Private spending to drive Malaysia's 2019 growth: CIMB
PRIVATE spending will drive Malaysia in 2019, but the appetite for consumption and investment has shrunk amid slowing growth, according to a report from CIMB on Friday (Dec 14).
Economists Michelle Chia and Lim Yee Ping expect economic growth of 4.6 per cent in 2018 and 4.7 per cent in 2019, crimped somewhat by downsides in palm oil and natural gas production.
Consumer spending could be kept intact - at a more muted growth rate of 6.4 per cent - on initiatives such as government cash transfers to pensioners, as well as efforts to cut living costs.
"On the flipside, we expect restructuring among businesses in response to policy changes by the government to exert some pressure on pockets of the workforce, though labour market conditions and positive wage growth remain supportive of continued growth in private consumption," the analysts wrote.
Although the CIMB economists have deemed the ballooning Budget deficit "manageable, and necessary to regularise the unpaid tax refunds and indirect tax adjustments", they still warned that an oil price lower than US$62 a barrel could be cause for some concern.

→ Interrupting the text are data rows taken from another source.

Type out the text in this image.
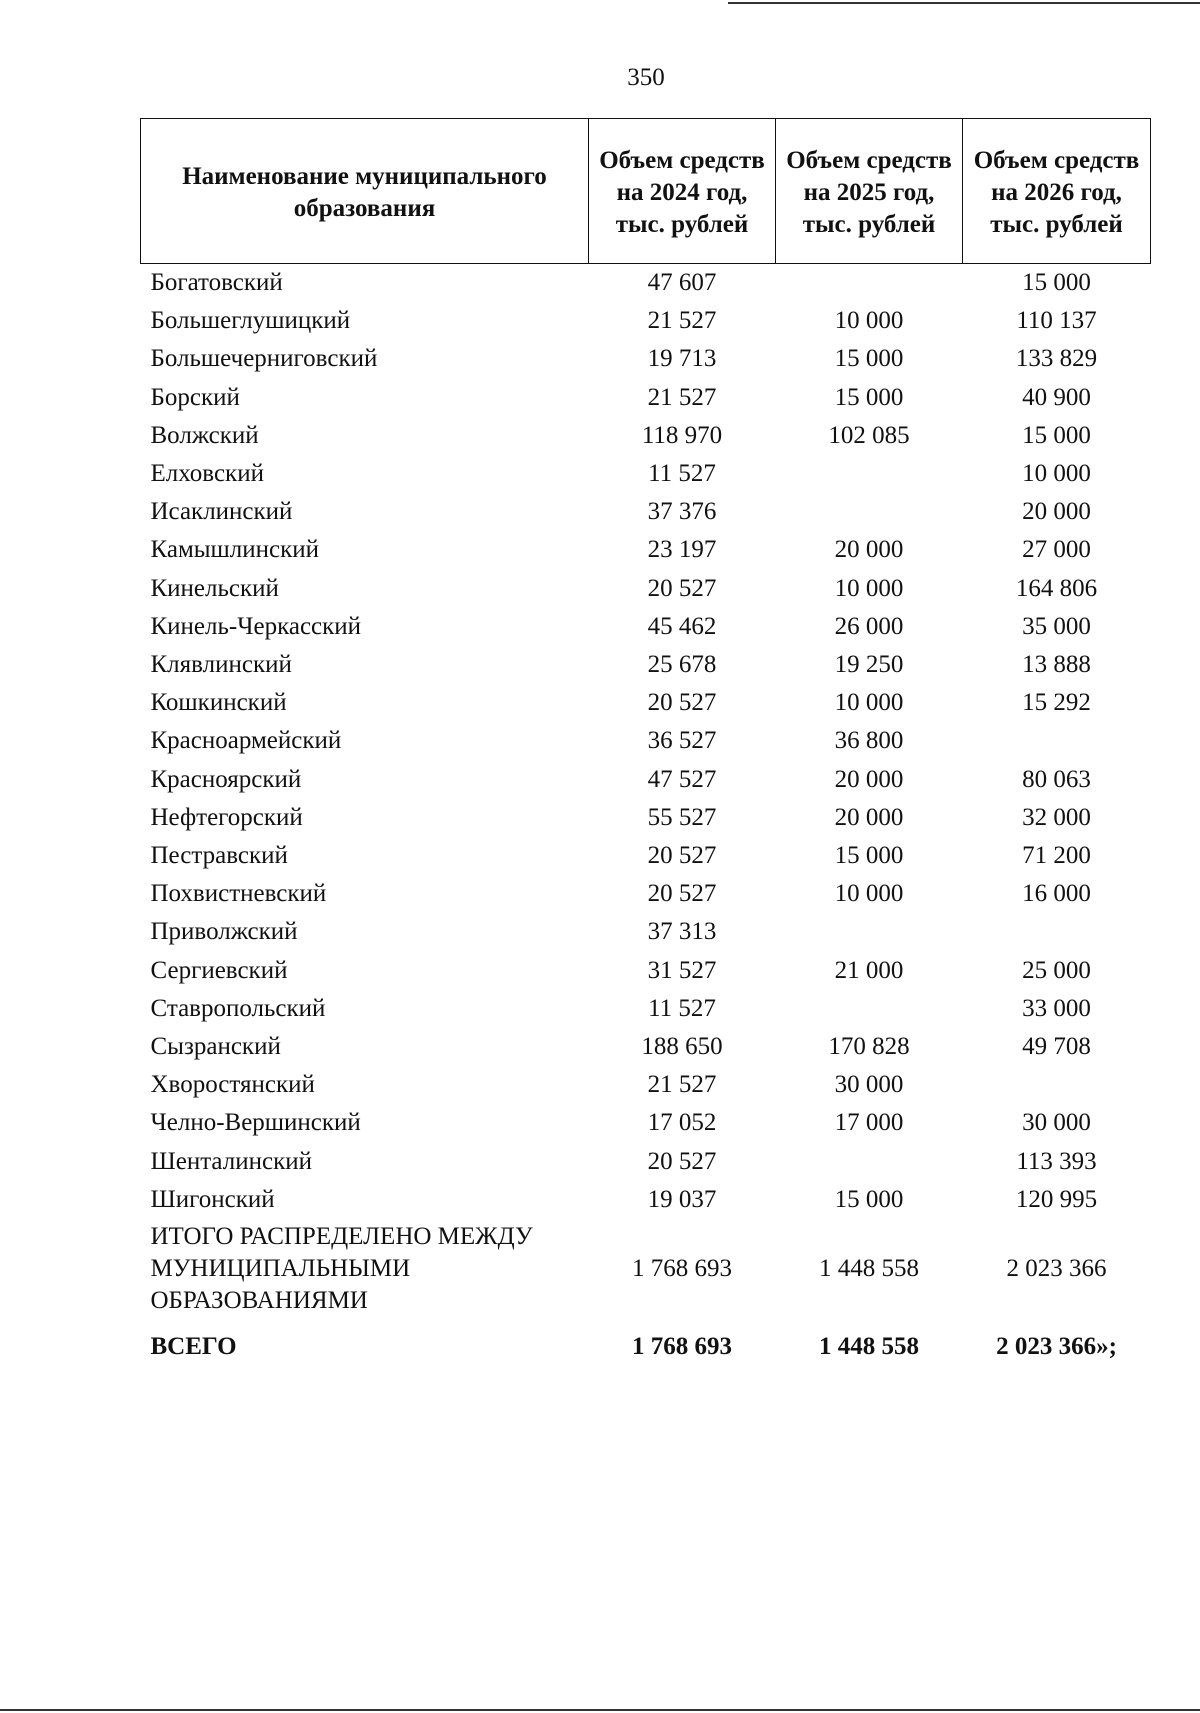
350
Наименование муниципального образования	Объем средств на 2024 год, тыс. рублей	Объем средств на 2025 год, тыс. рублей	Объем средств на 2026 год, тыс. рублей
Богатовский	47 607		15 000
Большеглушицкий	21 527	10 000	110 137
Большечерниговский	19 713	15 000	133 829
Борский	21 527	15 000	40 900
Волжский	118 970	102 085	15 000
Елховский	11 527		10 000
Исаклинский	37 376		20 000
Камышлинский	23 197	20 000	27 000
Кинельский	20 527	10 000	164 806
Кинель-Черкасский	45 462	26 000	35 000
Клявлинский	25 678	19 250	13 888
Кошкинский	20 527	10 000	15 292
Красноармейский	36 527	36 800	
Красноярский	47 527	20 000	80 063
Нефтегорский	55 527	20 000	32 000
Пестравский	20 527	15 000	71 200
Похвистневский	20 527	10 000	16 000
Приволжский	37 313		
Сергиевский	31 527	21 000	25 000
Ставропольский	11 527		33 000
Сызранский	188 650	170 828	49 708
Хворостянский	21 527	30 000	
Челно-Вершинский	17 052	17 000	30 000
Шенталинский	20 527		113 393
Шигонский	19 037	15 000	120 995
ИТОГО РАСПРЕДЕЛЕНО МЕЖДУ МУНИЦИПАЛЬНЫМИ ОБРАЗОВАНИЯМИ	1 768 693	1 448 558	2 023 366
ВСЕГО	1 768 693	1 448 558	2 023 366»;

Also, fiscal constraints and the cancellation or scale-down of mega-projects would make public consumption and investments "less prominent levers of growth than in past years", they said.
"While this creates space for private investments to crowd in, the upside for capital expenditure may be curtailed by subdued business sentiment, potential business cost increases (subsidy rollbacks, minimum wage hikes, and shortages of foreign labour), policy fluidity and external risks."
The economists cautioned that fixing the economy and government accounts will be no quick and painless task, even in the wake of a watershed vote in May that toppled the Barisan Nasional coalition.